Most IRA and 401(k) investors have registered substantial gains with the Dow in an extended rally since 2009, going up over 16,000 points.
But if the stock market should tank again, anyone with retirement savings in IRSs, 401(k) plans invested in the stock market could take a huge hit and it could take years to recoup the losses.
Could the US follow Argentina’s failing path?
Sadly, those saving for retirement in other nations that carry high debt who have insisted that such savings be put into government debt have fared very poorly. They took huge losses as the debt crises in these nations worsened and bond markets began selling the debt at serious discounts.
In October 2008, Ambrose Evans-Pritchard, business and economics editor for the Telegraph of London warned that G7 nations may begin following Argentina in forcing privately managed pension funds to be invested in government-issued debt. He specifically included the United States in his statement.

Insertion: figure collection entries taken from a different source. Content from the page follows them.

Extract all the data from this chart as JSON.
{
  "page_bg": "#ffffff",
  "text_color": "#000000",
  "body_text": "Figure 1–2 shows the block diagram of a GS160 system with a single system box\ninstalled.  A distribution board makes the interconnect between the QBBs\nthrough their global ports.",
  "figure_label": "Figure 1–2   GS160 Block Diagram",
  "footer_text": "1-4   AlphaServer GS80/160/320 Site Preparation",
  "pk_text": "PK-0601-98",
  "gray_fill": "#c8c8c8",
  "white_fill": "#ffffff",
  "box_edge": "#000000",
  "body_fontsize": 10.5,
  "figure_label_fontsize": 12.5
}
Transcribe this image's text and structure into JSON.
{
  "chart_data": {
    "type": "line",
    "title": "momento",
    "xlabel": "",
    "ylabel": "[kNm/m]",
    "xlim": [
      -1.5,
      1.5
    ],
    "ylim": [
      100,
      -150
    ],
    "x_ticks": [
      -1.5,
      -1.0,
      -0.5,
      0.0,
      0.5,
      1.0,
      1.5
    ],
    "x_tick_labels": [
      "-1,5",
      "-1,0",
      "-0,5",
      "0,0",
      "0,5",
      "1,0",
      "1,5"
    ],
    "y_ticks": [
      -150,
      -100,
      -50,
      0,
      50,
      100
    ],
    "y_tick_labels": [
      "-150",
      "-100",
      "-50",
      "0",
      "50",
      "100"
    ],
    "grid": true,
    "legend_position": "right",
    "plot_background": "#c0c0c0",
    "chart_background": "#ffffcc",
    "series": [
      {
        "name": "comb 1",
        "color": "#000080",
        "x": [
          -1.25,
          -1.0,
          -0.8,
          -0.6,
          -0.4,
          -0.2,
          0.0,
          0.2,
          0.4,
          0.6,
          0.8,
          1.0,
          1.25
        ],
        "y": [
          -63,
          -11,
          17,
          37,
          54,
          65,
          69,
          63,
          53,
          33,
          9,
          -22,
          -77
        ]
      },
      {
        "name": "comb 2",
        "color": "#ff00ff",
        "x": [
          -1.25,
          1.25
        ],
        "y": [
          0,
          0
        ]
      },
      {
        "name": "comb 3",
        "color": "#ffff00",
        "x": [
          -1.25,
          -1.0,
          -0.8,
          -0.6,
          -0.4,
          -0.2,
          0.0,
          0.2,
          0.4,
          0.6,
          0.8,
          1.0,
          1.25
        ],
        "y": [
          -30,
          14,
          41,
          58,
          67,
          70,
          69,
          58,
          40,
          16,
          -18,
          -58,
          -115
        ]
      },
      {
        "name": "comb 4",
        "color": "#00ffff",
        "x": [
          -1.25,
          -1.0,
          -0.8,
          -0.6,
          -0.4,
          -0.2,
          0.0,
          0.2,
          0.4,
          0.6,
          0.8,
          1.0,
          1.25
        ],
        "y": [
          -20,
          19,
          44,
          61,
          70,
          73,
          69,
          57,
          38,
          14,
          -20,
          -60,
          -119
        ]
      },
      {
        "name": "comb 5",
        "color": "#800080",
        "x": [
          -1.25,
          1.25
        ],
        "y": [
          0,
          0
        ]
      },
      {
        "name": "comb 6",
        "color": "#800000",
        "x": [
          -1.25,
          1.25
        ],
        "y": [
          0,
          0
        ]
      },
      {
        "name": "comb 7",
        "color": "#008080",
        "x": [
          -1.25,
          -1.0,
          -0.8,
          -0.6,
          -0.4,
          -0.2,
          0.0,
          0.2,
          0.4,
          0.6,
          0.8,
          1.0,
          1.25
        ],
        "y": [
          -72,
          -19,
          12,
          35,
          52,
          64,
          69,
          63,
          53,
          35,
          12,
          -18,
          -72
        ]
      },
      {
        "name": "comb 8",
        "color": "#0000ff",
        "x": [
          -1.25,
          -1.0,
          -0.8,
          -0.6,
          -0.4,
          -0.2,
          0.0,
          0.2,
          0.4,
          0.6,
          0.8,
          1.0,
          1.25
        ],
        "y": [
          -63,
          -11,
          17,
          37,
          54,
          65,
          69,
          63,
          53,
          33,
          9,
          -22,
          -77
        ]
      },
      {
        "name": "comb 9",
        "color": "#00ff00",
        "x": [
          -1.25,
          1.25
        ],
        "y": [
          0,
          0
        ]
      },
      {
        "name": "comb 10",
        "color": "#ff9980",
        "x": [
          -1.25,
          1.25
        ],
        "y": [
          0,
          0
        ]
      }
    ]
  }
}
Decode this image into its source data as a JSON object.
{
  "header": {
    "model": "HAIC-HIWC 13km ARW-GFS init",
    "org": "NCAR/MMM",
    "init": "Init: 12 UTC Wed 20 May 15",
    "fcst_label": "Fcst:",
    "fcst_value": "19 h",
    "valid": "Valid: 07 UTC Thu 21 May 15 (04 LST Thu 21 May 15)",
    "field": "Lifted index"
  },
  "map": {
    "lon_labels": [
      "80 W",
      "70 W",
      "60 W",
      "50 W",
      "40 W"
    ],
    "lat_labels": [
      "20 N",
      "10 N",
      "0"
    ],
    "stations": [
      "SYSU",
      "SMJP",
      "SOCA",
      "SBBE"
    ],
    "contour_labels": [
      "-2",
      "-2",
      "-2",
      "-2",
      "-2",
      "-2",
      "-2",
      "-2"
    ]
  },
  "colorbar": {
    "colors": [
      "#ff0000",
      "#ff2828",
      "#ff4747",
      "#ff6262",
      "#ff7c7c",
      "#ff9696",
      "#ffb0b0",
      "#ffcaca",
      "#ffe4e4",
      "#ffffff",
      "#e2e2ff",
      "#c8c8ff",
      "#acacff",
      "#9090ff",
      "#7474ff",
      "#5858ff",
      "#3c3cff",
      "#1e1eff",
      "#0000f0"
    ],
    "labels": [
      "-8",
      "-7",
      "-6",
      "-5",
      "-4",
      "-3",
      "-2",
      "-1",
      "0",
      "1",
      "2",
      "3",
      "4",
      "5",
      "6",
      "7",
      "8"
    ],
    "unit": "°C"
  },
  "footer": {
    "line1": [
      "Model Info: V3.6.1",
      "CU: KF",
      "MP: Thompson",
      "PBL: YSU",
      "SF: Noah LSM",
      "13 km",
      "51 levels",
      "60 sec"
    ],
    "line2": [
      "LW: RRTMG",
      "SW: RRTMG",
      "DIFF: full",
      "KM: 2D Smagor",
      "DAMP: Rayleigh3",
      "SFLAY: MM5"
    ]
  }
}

Those private pensioners in Argentina holding government debt in their retirement accounts could not be assured that those bonds would have any meaningful value at their maturity since the Argentine peso was devalued to 29 cents on the dollar.
“Here is a warning to us all,” wrote Evans-Pritchard. “The Argentine state is taking control of the country’s privately managed pension funds in a dramatic move to raise cash.”
He warned that the G7 states “are already acquiring an unhealthy taste for the arbitrary seizure of private property, I notice.”
“It is a foretaste of what might happen across the world as governments discover that tax revenue,” he continued.
The Obama administration is desperately trying to find additional ways to sell government dept cheaply and not raise interest rates since the Treasury needs another $1.4 to $1.5 trillion in new debt to finance the anticipated budget deficit.
Poland confiscated one-half of all its citizens’ private pensions in a effort to cut the nation’s debt, according to a September 2013 report in WND. At that same time Reuters also reported that the Polish Prime Minister, Donald Tusk announced that the government decided to transfer to ZUS, the government pension system, all bond investments in privately owned funds within the state guaranteed system.
The Polish government has – for the time being – allowed private citizens to keep equity investments in the state guaranteed pension system that are approximately half of all the private pension investments.
The change will reduce Polish national debt to about 8 percent of the gross domestic product, according to Polish Finance Minister Jacek Rostowski , and allow the government to resume another round of debt creation by borrowing in international markets.
By nationalizing the bonds held by Polish citizen private retirement accounts—or confiscating as the case may be—the government can circumvent two threshold restrictions that deter it from allowing debt to head up over 50 percent of GDP. A second threshold kicks in when Polish national debt reaches 55 percent of GDP.
This shifting of bonds held in private retirement accounts into ZUS means the government can book the assets on the state balance sheet to offset public debt. This move allows the government to borrow and spend more, reports Reuters.
As is becoming all too familiar in the European Union, Poland is dealing with slowing economic growth, a poor job market and declining tax revenues. The country has been forced to borrow to maintain its large social welfare system without imposing austerity measures.
Shock and dismay was the international reaction in the private investment market.
Poland’s plan comes after a similar move by the Mediterranean island of Cyprus where the government confiscated 10 percent of the amount in all bank accounts in an attempt to raise 6 billion Euros. This was done to meet a condition set by international bankers and the International Monetary Fund to finalize a Eurozone bailout.